Ce que je voudrais cependant souligner, ce sont tous les efforts importants de libéralisation et de facilitation du commerce dont nous avons été témoins au sein de l'OMC, dans le sillage de cette crise.

Il y a quelques jours, 49 pays se sont engagés à soutenir un commerce ouvert et prévisible en ce qui concerne les produits alimentaires et agricoles, et à ne pas entraver les chaînes d'approvisionnement alimentaire. Cette initiative a été menée par le Canada. Représentant 63% des exportations mondiales de produits alimentaires et agricoles et 55% des importations mondiales, les 49 pays se sont engagés:

  • à ne pas perturber la chaîne d'approvisionnement alimentaire mondiale;
  • à ne pas imposer de restrictions à l'exportation de produits alimentaires;
  • à veiller à ce que la réponse à la COVID-19 reste ciblée, proportionnée, transparente et provisoire;
  • à faire preuve de modération lors de la constitution de stocks alimentaires nationaux de produits agricoles qui sont traditionnellement exportés; et
  • à notifier rapidement à l'OMC les mesures adoptées en réponse à la COVID-19.

Cet engagement est ouvert à d'autres pays qui souhaiteraient y adhérer.

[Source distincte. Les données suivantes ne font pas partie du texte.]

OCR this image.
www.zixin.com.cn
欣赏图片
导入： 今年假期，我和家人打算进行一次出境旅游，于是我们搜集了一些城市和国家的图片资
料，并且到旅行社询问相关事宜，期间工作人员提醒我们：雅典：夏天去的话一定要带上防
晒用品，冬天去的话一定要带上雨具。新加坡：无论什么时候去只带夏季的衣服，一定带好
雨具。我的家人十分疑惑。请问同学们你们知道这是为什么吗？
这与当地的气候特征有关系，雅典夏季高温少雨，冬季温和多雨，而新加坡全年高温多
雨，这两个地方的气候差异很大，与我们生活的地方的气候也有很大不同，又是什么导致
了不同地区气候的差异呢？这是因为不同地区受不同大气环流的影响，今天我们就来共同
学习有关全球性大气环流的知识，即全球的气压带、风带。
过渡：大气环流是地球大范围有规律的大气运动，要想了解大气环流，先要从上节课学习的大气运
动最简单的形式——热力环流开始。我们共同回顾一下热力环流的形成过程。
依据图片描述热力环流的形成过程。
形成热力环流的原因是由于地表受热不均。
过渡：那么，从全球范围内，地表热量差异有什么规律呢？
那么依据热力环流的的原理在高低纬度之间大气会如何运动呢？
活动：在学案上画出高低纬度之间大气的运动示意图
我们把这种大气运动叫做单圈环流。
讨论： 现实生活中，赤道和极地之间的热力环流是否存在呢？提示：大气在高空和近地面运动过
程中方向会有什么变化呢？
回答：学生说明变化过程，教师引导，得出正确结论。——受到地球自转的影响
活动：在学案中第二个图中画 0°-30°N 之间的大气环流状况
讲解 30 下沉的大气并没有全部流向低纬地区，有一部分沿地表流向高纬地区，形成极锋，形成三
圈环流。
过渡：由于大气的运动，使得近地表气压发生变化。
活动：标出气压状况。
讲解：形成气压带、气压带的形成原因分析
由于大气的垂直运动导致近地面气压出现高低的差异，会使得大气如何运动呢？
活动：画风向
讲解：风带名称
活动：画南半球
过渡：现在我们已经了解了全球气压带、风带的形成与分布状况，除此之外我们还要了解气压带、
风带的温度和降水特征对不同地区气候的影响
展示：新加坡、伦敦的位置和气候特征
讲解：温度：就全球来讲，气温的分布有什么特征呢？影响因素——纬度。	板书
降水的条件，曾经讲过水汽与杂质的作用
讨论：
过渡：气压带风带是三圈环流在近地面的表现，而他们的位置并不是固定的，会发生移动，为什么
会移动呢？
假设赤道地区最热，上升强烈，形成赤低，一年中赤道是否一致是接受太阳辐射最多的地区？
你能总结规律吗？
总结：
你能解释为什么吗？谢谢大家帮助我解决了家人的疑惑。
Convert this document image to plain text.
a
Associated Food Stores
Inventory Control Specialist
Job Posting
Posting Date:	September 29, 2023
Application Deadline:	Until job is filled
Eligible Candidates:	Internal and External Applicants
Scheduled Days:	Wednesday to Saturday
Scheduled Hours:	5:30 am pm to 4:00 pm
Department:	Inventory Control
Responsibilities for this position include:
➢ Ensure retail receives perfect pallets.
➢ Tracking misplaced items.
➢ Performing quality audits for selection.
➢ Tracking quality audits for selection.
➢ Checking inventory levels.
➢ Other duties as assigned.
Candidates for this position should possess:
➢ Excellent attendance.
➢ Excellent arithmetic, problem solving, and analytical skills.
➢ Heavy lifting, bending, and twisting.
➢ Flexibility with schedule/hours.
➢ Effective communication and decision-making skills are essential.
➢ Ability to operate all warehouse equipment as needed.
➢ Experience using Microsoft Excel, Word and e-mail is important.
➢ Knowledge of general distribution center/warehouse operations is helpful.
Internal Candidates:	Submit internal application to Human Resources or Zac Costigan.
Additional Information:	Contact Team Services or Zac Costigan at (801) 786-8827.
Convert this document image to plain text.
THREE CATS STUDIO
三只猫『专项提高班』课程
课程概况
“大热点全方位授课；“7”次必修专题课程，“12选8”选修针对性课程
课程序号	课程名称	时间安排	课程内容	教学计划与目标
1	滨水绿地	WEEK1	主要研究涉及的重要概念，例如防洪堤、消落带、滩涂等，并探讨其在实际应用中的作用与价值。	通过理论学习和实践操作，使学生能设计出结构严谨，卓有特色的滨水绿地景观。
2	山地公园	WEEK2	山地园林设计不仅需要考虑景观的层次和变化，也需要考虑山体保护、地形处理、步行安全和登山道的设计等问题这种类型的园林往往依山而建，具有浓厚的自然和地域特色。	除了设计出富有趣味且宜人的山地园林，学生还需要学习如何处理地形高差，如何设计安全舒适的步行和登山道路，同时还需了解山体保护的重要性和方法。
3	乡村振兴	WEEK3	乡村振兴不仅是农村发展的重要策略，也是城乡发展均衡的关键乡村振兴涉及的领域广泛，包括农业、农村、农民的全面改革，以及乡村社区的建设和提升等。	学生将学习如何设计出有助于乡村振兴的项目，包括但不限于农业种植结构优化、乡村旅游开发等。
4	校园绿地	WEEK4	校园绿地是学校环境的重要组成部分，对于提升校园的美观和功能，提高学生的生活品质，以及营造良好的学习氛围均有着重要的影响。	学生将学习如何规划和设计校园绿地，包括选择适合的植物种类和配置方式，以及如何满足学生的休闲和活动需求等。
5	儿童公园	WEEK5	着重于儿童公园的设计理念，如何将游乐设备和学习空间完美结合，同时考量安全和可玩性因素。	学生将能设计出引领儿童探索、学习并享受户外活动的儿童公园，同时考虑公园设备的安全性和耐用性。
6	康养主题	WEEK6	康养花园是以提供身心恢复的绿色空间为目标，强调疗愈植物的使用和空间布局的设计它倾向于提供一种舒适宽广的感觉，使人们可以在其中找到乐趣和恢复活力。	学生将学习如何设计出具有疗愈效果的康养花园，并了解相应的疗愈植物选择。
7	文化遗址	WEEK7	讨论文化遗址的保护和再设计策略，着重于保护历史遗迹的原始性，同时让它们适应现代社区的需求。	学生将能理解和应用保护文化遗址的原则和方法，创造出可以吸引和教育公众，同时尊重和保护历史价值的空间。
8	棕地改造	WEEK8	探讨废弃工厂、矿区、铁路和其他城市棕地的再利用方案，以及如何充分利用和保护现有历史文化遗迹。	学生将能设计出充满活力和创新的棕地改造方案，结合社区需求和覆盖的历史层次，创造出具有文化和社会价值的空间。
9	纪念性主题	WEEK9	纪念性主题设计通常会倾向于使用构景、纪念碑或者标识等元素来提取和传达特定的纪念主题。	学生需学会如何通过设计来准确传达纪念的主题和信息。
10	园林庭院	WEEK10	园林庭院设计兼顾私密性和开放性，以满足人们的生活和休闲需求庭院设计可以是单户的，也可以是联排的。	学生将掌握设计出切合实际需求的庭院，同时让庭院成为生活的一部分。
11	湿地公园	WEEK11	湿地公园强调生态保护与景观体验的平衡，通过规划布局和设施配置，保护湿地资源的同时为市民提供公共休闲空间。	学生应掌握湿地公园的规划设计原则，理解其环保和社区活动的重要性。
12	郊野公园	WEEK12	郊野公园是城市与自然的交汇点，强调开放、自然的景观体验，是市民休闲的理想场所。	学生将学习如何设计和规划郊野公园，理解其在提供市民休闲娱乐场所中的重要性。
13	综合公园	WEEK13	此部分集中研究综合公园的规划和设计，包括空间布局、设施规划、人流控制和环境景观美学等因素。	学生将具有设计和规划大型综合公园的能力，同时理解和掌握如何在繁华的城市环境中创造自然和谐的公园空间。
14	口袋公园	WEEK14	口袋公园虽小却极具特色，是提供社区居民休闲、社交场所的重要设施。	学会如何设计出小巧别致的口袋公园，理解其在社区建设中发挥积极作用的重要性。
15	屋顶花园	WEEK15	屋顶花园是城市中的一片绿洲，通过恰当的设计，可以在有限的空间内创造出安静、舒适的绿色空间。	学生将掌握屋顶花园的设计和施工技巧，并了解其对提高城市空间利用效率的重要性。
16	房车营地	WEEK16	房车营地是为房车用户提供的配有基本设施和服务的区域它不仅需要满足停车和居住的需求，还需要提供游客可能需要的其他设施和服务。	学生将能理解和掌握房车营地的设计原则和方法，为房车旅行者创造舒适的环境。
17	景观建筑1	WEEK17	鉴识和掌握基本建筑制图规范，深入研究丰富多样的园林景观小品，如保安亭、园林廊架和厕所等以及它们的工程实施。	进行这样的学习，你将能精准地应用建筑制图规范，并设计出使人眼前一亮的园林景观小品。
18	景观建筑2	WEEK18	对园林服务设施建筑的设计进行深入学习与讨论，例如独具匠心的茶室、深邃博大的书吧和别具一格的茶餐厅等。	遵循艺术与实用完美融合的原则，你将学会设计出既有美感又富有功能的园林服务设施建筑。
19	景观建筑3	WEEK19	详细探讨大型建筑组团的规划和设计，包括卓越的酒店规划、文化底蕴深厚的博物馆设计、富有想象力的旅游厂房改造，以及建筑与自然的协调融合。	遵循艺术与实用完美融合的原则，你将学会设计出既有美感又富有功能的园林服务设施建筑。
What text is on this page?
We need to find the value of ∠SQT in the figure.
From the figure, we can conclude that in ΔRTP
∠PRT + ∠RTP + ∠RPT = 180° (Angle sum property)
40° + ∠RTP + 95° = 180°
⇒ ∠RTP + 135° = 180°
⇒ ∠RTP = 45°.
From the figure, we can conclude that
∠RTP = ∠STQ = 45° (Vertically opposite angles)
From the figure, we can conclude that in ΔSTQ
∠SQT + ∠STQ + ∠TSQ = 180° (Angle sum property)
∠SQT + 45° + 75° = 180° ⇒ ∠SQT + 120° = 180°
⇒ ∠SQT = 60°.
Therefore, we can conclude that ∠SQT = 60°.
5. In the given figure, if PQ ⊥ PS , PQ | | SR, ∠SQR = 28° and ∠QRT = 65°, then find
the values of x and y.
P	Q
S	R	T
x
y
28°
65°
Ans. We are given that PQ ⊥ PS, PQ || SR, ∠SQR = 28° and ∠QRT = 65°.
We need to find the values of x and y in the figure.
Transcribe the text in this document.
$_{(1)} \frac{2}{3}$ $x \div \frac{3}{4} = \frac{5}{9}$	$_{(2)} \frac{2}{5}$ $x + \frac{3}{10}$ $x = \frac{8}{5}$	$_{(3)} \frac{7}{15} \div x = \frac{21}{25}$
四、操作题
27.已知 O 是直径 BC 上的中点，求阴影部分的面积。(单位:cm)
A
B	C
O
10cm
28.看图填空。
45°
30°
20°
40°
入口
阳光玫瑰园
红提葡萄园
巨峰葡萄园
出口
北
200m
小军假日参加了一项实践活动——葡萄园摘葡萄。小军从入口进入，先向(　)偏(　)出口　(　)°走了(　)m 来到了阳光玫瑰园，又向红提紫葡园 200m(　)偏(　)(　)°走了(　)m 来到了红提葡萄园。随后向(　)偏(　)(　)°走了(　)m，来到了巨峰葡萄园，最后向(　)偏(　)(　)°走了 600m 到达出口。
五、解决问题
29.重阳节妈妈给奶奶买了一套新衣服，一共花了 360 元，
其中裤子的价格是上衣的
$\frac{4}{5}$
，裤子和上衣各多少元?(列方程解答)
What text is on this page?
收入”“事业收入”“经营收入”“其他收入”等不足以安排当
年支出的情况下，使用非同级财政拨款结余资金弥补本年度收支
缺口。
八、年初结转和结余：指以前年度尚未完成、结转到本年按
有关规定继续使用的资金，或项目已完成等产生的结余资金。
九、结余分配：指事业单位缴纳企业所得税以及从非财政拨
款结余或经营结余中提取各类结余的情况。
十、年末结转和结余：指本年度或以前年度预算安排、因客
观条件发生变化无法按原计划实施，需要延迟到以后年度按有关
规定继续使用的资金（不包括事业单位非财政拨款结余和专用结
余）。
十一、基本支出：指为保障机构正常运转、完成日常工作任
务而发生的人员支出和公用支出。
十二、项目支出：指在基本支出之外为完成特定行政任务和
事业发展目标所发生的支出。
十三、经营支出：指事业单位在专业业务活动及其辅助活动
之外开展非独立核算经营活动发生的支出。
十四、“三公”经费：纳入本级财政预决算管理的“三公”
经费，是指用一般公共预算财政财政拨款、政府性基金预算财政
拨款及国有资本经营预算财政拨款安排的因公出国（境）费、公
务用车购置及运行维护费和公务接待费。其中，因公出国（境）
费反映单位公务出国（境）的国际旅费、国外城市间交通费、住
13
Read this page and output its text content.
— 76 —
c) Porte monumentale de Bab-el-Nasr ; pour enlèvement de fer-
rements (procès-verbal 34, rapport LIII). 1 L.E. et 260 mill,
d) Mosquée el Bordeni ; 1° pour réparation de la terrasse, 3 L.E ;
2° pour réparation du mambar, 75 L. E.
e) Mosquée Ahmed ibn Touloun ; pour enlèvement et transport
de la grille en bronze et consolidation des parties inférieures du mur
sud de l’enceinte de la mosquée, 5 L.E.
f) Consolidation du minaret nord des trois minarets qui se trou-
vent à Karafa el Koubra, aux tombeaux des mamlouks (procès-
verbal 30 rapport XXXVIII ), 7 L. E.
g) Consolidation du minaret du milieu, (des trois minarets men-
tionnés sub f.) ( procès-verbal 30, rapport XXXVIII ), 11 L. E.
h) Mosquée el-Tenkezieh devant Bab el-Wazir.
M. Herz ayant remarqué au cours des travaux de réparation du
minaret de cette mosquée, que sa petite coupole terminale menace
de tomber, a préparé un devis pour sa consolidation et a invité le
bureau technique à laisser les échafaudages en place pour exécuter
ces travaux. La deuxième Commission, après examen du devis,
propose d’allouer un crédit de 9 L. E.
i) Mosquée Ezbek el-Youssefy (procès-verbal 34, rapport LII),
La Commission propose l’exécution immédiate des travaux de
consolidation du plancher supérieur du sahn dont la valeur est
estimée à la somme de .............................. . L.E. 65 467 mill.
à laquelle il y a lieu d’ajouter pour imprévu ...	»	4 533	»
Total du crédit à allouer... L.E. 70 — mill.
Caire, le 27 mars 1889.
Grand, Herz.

La Nouvelle-Zélande et Singapour ont également notifié un accord à l'OMC en vertu duquel ils s'engagent à maintenir leurs chaînes d'approvisionnement ouvertes et connectées en dépit de la pandémie de COVID-19. Ils s'engagent à faciliter les échanges et à s'abstenir d'imposer des restrictions à l'exportation sur toute une série de produits, y compris certaines préparations alimentaires.

Par ailleurs, s'agissant des mesures SPS, si certains pays ont renforcé leurs normes SPS applicables à certains produits importés comme les animaux exotiques et les viandes par des mesures d'urgence, nous avons également assisté à une grande vague de mesures SPS acceptant les certificats électroniques au lieu des documents papier habituels.

Il sera intéressant de découvrir dans quelle mesure la COVID-19 débouchera sur la modernisation et la numérisation de toutes sortes de procédures de certification liées au commerce.

Dans l'ensemble, je dirais donc que le monde a été prompt à reconnaître la place importante qu'occupe le commerce international des produits alimentaires en matière de sécurité alimentaire mondiale et à lancer des appels, ainsi qu'à prendre des mesures concrètes, pour protéger la chaîne d'approvisionnement alimentaire mondiale de toute perturbation.

J'espère que cet état de fait perdurera.